To be specific, the property that they’ve listed is a 6.2-acre plot at 245 Intervale Road, which includes the farmstand, several greenhouses, a post-and-beam pavilion and an antique cape home. The asking price for the property, which is in the commercial/resort zone, is $1.2 million.

The Howes own nearly 300 more acres, which is all protected by conservation easements, and which they intend to continue to farm.

Martina and Andy, who both grew up in Gilford, are in their 31st year of farming on Intervale Road. The property had been the site of a beef farm before they arrived.

It was “Old tumble-down buildings, not much of anything here,” Andy recalled. They figured they’d grow some vegetables and put up a small farmstand in the hopes that people would stop to buy them. It turned out to be far more popular than they expected, Martina said.

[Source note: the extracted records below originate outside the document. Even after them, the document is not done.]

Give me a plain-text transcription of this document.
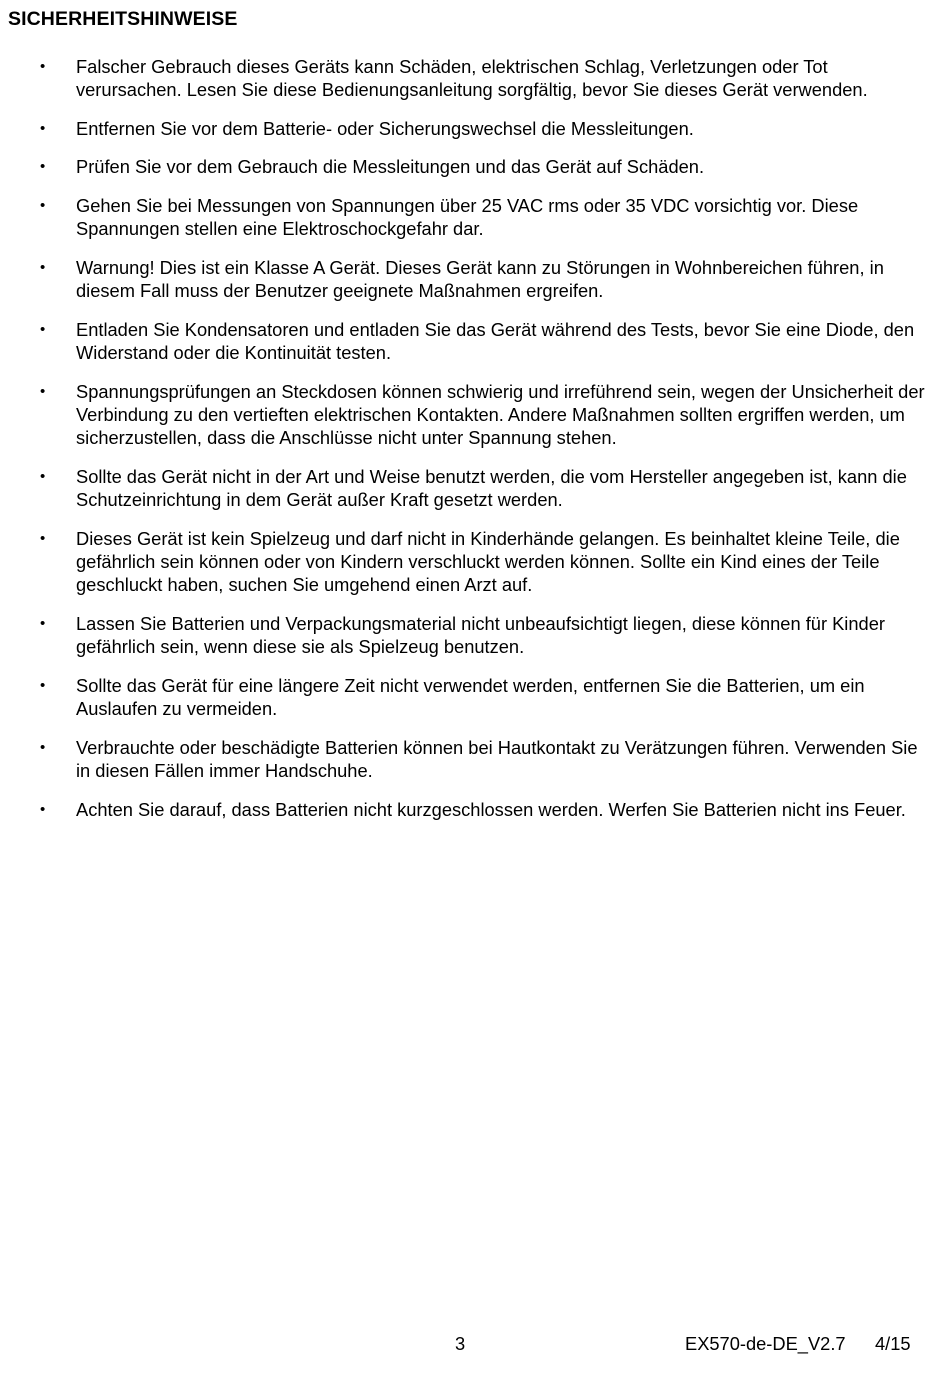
SICHERHEITSHINWEISE
• Falscher Gebrauch dieses Geräts kann Schäden, elektrischen Schlag, Verletzungen oder Tot verursachen. Lesen Sie diese Bedienungsanleitung sorgfältig, bevor Sie dieses Gerät verwenden.
• Entfernen Sie vor dem Batterie- oder Sicherungswechsel die Messleitungen.
• Prüfen Sie vor dem Gebrauch die Messleitungen und das Gerät auf Schäden.
• Gehen Sie bei Messungen von Spannungen über 25 VAC rms oder 35 VDC vorsichtig vor. Diese Spannungen stellen eine Elektroschockgefahr dar.
• Warnung! Dies ist ein Klasse A Gerät. Dieses Gerät kann zu Störungen in Wohnbereichen führen, in diesem Fall muss der Benutzer geeignete Maßnahmen ergreifen.
• Entladen Sie Kondensatoren und entladen Sie das Gerät während des Tests, bevor Sie eine Diode, den Widerstand oder die Kontinuität testen.
• Spannungsprüfungen an Steckdosen können schwierig und irreführend sein, wegen der Unsicherheit der Verbindung zu den vertieften elektrischen Kontakten. Andere Maßnahmen sollten ergriffen werden, um sicherzustellen, dass die Anschlüsse nicht unter Spannung stehen.
• Sollte das Gerät nicht in der Art und Weise benutzt werden, die vom Hersteller angegeben ist, kann die Schutzeinrichtung in dem Gerät außer Kraft gesetzt werden.
• Dieses Gerät ist kein Spielzeug und darf nicht in Kinderhände gelangen. Es beinhaltet kleine Teile, die gefährlich sein können oder von Kindern verschluckt werden können. Sollte ein Kind eines der Teile geschluckt haben, suchen Sie umgehend einen Arzt auf.
• Lassen Sie Batterien und Verpackungsmaterial nicht unbeaufsichtigt liegen, diese können für Kinder gefährlich sein, wenn diese sie als Spielzeug benutzen.
• Sollte das Gerät für eine längere Zeit nicht verwendet werden, entfernen Sie die Batterien, um ein Auslaufen zu vermeiden.
• Verbrauchte oder beschädigte Batterien können bei Hautkontakt zu Verätzungen führen. Verwenden Sie in diesen Fällen immer Handschuhe.
• Achten Sie darauf, dass Batterien nicht kurzgeschlossen werden. Werfen Sie Batterien nicht ins Feuer.
3	EX570-de-DE_V2.7 4/15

“We would never have guessed back then, it was a small roadside stand. We never expected this,” she said, standing with Andy behind their large farmstand, which was converted from a 1838 barn.

The Howes leased the property for nearly a decade, then bought the land and created what has become a destination farm. They put up several greenhouses, the pavilion and created the farmstand, added a bakery and paved parking lot, and grew a customer base. Trips to Beans and Greens have now become multi-generational, as kids who first visited decades ago are now returning with their own children in tow.

Because of the zone that the land is in, there are many possibilities when it comes to redevelopment. The Howes hope the new owner doesn’t exercise any of them.

“The best circumstance is that someone would buy it and continue to run it as a farmstand – that would be our dream,” Andy said. He said he would specifically like to see a group of people invest in an entity that would purchase the property and then allow young farmers to continue to operate there. Clearly there’s a market for fresh, locally-grown vegetables and meats, Andy said, noting that 2020 has been their best year yet.

In Martina’s view, the pandemic has made more people value local sources of food.

“I think that a time like this, with COVID going on, people are realizing how important it is for there to be a farm in the area,” she said.

Andy said the past 30 years have been “very satisfying because we built it from nothing… It’s become a part of the community, it really has.”